On Fri, May 15, 2020 at 11:39 AM Martin Liška <[email protected]> wrote:
>
> On 5/15/20 3:22 PM, Marek Polacek wrote:
> > On Fri, May 15, 2020 at 03:12:27PM +0200, Martin Liška wrote:
> >> On 5/15/20 2:42 PM, Marek Polacek wrote:
> >>> I actually use mklog -i all the time. But I can work around it if it
> >>> disappears.
> >>
> >> Ah, I can see a consumer.
> >> There's an updated version that supports that.
> >>
> >> For the future, will you still use the option? Wouldn't be better
> >> to put the ChangeLog content directly to commit message?
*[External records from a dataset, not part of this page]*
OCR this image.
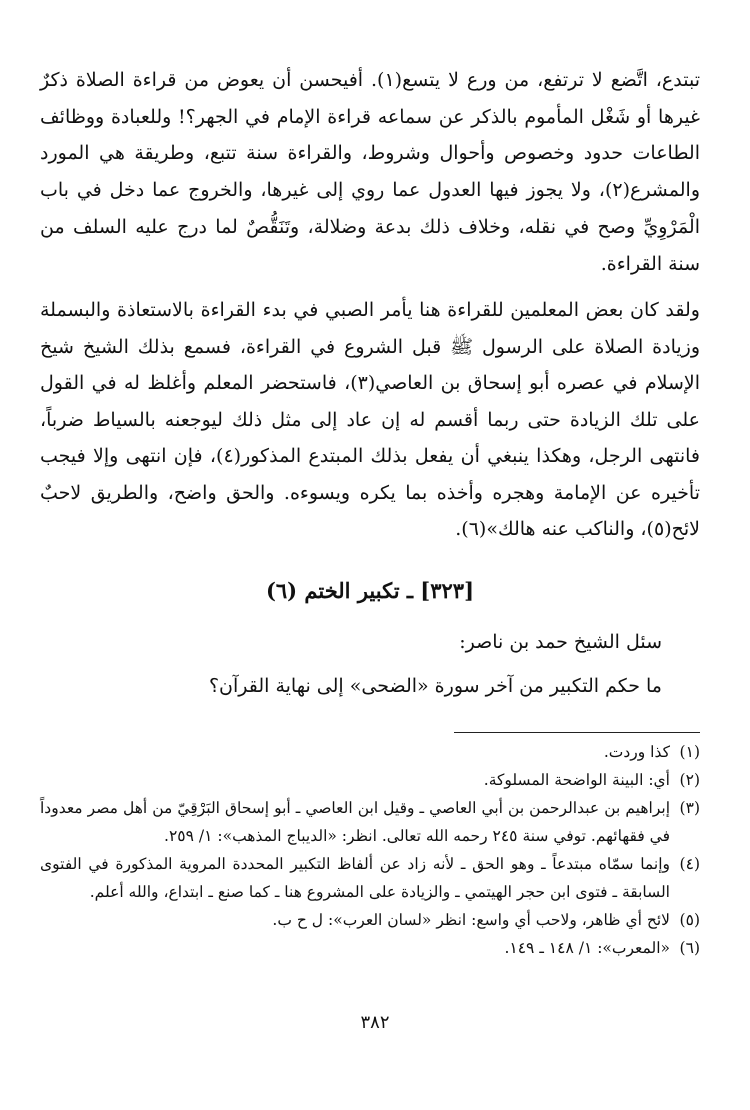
تبتدع، اتَّضع لا ترتفع، من ورع لا يتسع(١). أفيحسن أن يعوض من قراءة الصلاة ذكرٌ غيرها أو شَغْل المأموم بالذكر عن سماعه قراءة الإمام في الجهر؟! وللعبادة ووظائف الطاعات حدود وخصوص وأحوال وشروط، والقراءة سنة تتبع، وطريقة هي المورد والمشرع(٢)، ولا يجوز فيها العدول عما روي إلى غيرها، والخروج عما دخل في باب الْمَرْوِيِّ وصح في نقله، وخلاف ذلك بدعة وضلالة، وتَنَقُّصٌ لما درج عليه السلف من سنة القراءة.

ولقد كان بعض المعلمين للقراءة هنا يأمر الصبي في بدء القراءة بالاستعاذة والبسملة وزيادة الصلاة على الرسول ﷺ قبل الشروع في القراءة، فسمع بذلك الشيخ شيخ الإسلام في عصره أبو إسحاق بن العاصي(٣)، فاستحضر المعلم وأغلظ له في القول على تلك الزيادة حتى ربما أقسم له إن عاد إلى مثل ذلك ليوجعنه بالسياط ضرباً، فانتهى الرجل، وهكذا ينبغي أن يفعل بذلك المبتدع المذكور(٤)، فإن انتهى وإلا فيجب تأخيره عن الإمامة وهجره وأخذه بما يكره ويسوءه. والحق واضح، والطريق لاحبٌ لائح(٥)، والناكب عنه هالك»(٦).

[٣٢٣] ـ تكبير الختم (٦)

سئل الشيخ حمد بن ناصر:

ما حكم التكبير من آخر سورة «الضحى» إلى نهاية القرآن؟

(١)
كذا وردت.
(٢)
أي: البينة الواضحة المسلوكة.
(٣)
إبراهيم بن عبدالرحمن بن أبي العاصي ـ وقيل ابن العاصي ـ أبو إسحاق البَرْقِيّ من أهل مصر معدوداً في فقهائهم. توفي سنة ٢٤٥ رحمه الله تعالى. انظر: «الديباج المذهب»: ١/ ٢٥٩.
(٤)
وإنما سمّاه مبتدعاً ـ وهو الحق ـ لأنه زاد عن ألفاظ التكبير المحددة المروية المذكورة في الفتوى السابقة ـ فتوى ابن حجر الهيتمي ـ والزيادة على المشروع هنا ـ كما صنع ـ ابتداع، والله أعلم.
(٥)
لائح أي ظاهر، ولاحب أي واسع: انظر «لسان العرب»: ل ح ب.
(٦)
«المعرب»: ١/ ١٤٨ ـ ١٤٩.
٣٨٢
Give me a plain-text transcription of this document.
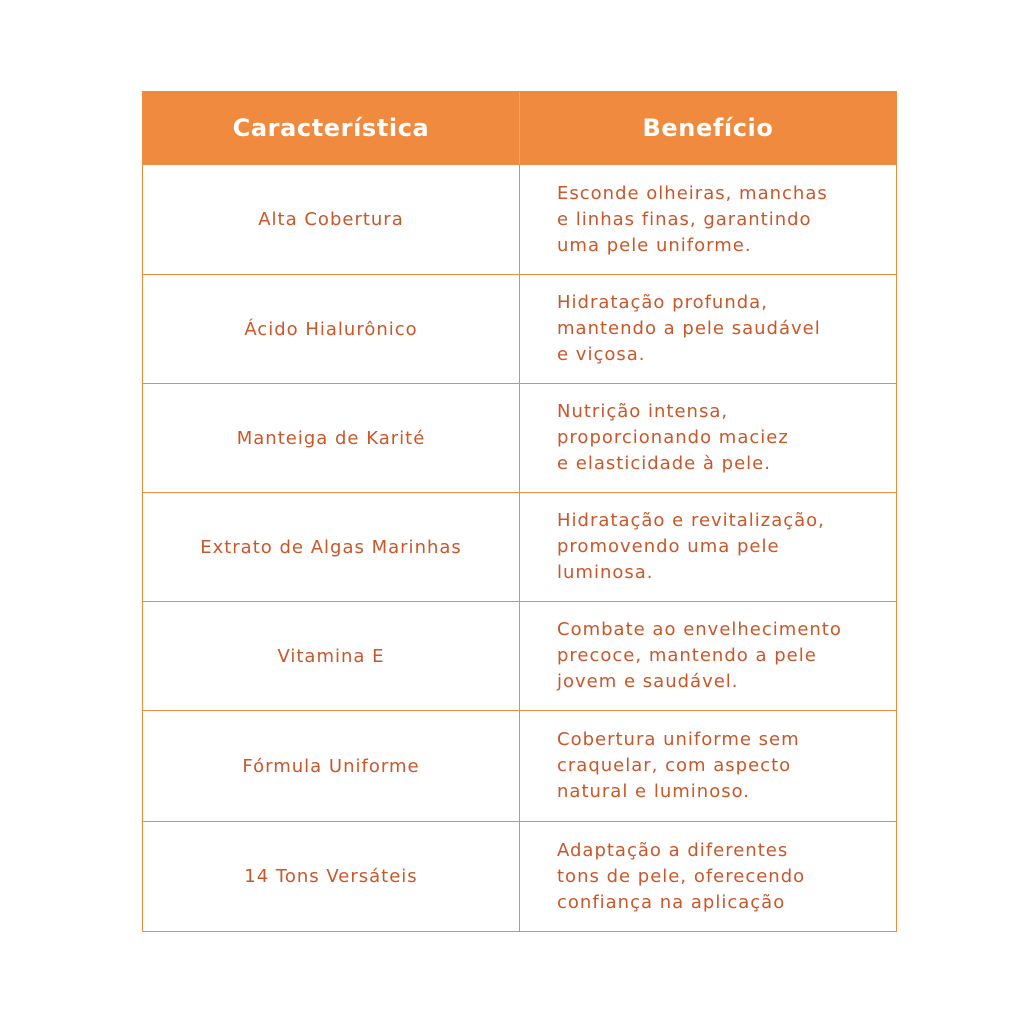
Característica	Benefício
Alta Cobertura
Esconde olheiras, manchas
e linhas finas, garantindo
uma pele uniforme.
Ácido Hialurônico
Hidratação profunda,
mantendo a pele saudável
e viçosa.
Manteiga de Karité
Nutrição intensa,
proporcionando maciez
e elasticidade à pele.
Extrato de Algas Marinhas
Hidratação e revitalização,
promovendo uma pele
luminosa.
Vitamina E
Combate ao envelhecimento
precoce, mantendo a pele
jovem e saudável.
Fórmula Uniforme
Cobertura uniforme sem
craquelar, com aspecto
natural e luminoso.
14 Tons Versáteis
Adaptação a diferentes
tons de pele, oferecendo
confiança na aplicação
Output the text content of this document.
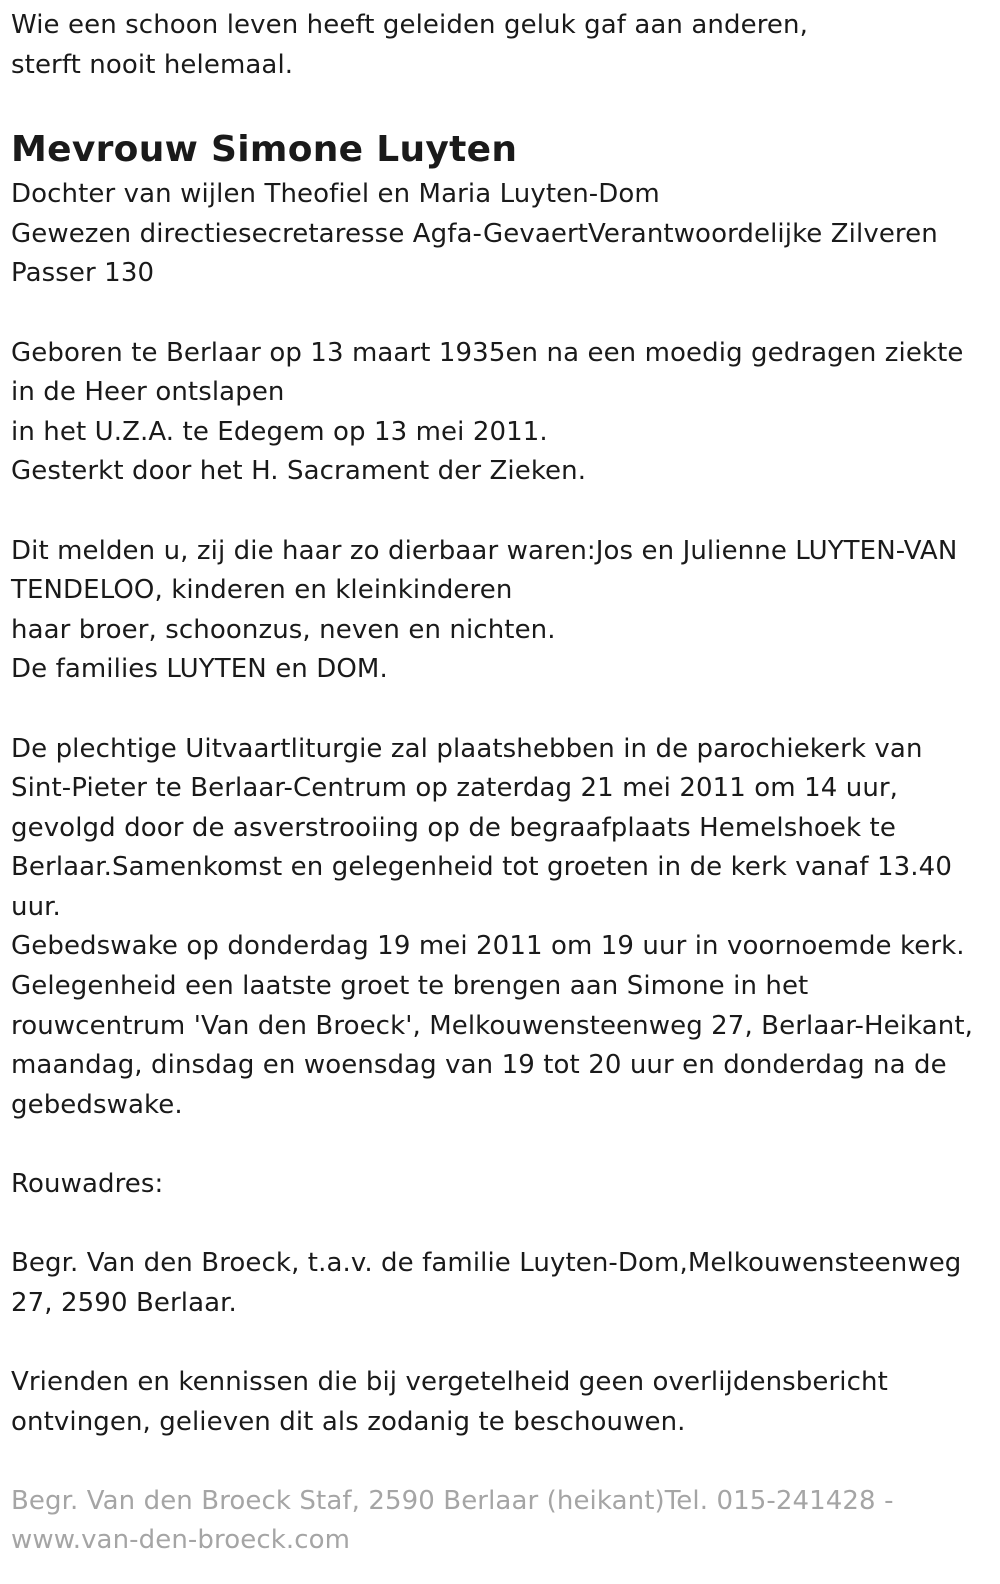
Wie een schoon leven heeft geleiden geluk gaf aan anderen,
sterft nooit helemaal.
Mevrouw Simone Luyten
Dochter van wijlen Theofiel en Maria Luyten-Dom
Gewezen directiesecretaresse Agfa-GevaertVerantwoordelijke Zilveren
Passer 130
Geboren te Berlaar op 13 maart 1935en na een moedig gedragen ziekte
in de Heer ontslapen
in het U.Z.A. te Edegem op 13 mei 2011.
Gesterkt door het H. Sacrament der Zieken.
Dit melden u, zij die haar zo dierbaar waren:Jos en Julienne LUYTEN-VAN
TENDELOO, kinderen en kleinkinderen
haar broer, schoonzus, neven en nichten.
De families LUYTEN en DOM.
De plechtige Uitvaartliturgie zal plaatshebben in de parochiekerk van
Sint-Pieter te Berlaar-Centrum op zaterdag 21 mei 2011 om 14 uur,
gevolgd door de asverstrooiing op de begraafplaats Hemelshoek te
Berlaar.Samenkomst en gelegenheid tot groeten in de kerk vanaf 13.40
uur.
Gebedswake op donderdag 19 mei 2011 om 19 uur in voornoemde kerk.
Gelegenheid een laatste groet te brengen aan Simone in het
rouwcentrum 'Van den Broeck', Melkouwensteenweg 27, Berlaar-Heikant,
maandag, dinsdag en woensdag van 19 tot 20 uur en donderdag na de
gebedswake.
Rouwadres:
Begr. Van den Broeck, t.a.v. de familie Luyten-Dom,Melkouwensteenweg
27, 2590 Berlaar.
Vrienden en kennissen die bij vergetelheid geen overlijdensbericht
ontvingen, gelieven dit als zodanig te beschouwen.
Begr. Van den Broeck Staf, 2590 Berlaar (heikant)Tel. 015-241428 -
www.van-den-broeck.com
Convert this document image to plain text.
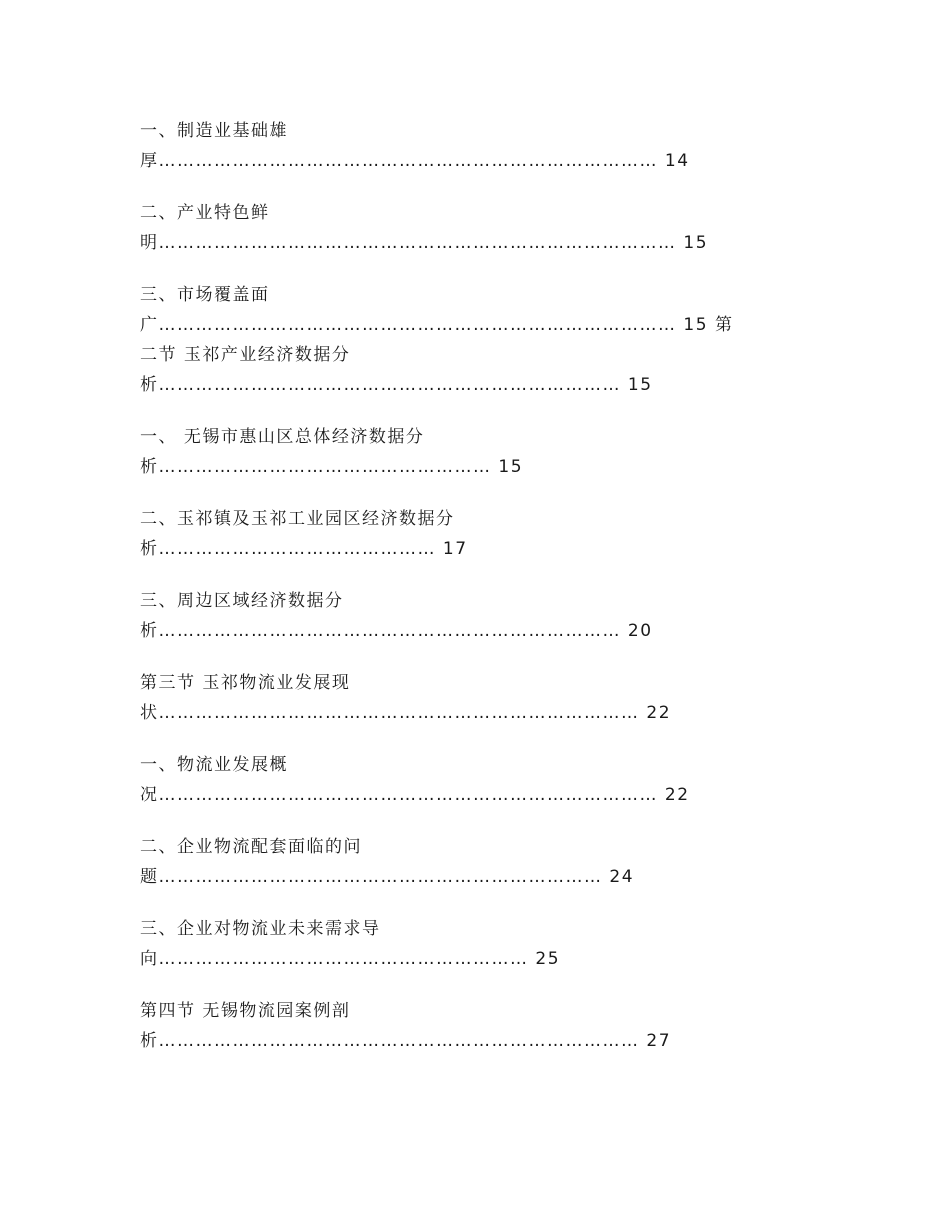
一、制造业基础雄
厚……………………………………………………………………… 14
二、产业特色鲜
明………………………………………………………………………… 15
三、市场覆盖面
广………………………………………………………………………… 15 第
二节 玉祁产业经济数据分
析………………………………………………………………… 15
一、 无锡市惠山区总体经济数据分
析……………………………………………… 15
二、玉祁镇及玉祁工业园区经济数据分
析……………………………………… 17
三、周边区域经济数据分
析………………………………………………………………… 20
第三节 玉祁物流业发展现
状…………………………………………………………………… 22
一、物流业发展概
况……………………………………………………………………… 22
二、企业物流配套面临的问
题……………………………………………………………… 24
三、企业对物流业未来需求导
向…………………………………………………… 25
第四节 无锡物流园案例剖
析…………………………………………………………………… 27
Note
> >> that you won't have to copy the entries to a particular ChangeLog file.
> >
> > The way I do it is to generate a patch using format-patch, use mklog -i
> > on it, then add the ChangeLog entry to the commit message via commit
> > --amend.
>
> Hmm, you can do much better with:
>
> $ git diff | ./contrib/mklog > changelog && git commit -a -t changelog
>
> Or for an already created commit you can do:
>
> $ git diff HEAD~ | ./contrib/mklog > changelog && git commit -a --amend -e -F
> changelog
With these git aliases:
mklog-editor = "!f() { git show | git gcc-mklog >> $1; }; f"
addlog = "!f() { GIT_EDITOR='git mklog-editor' git commit --amend; }; f"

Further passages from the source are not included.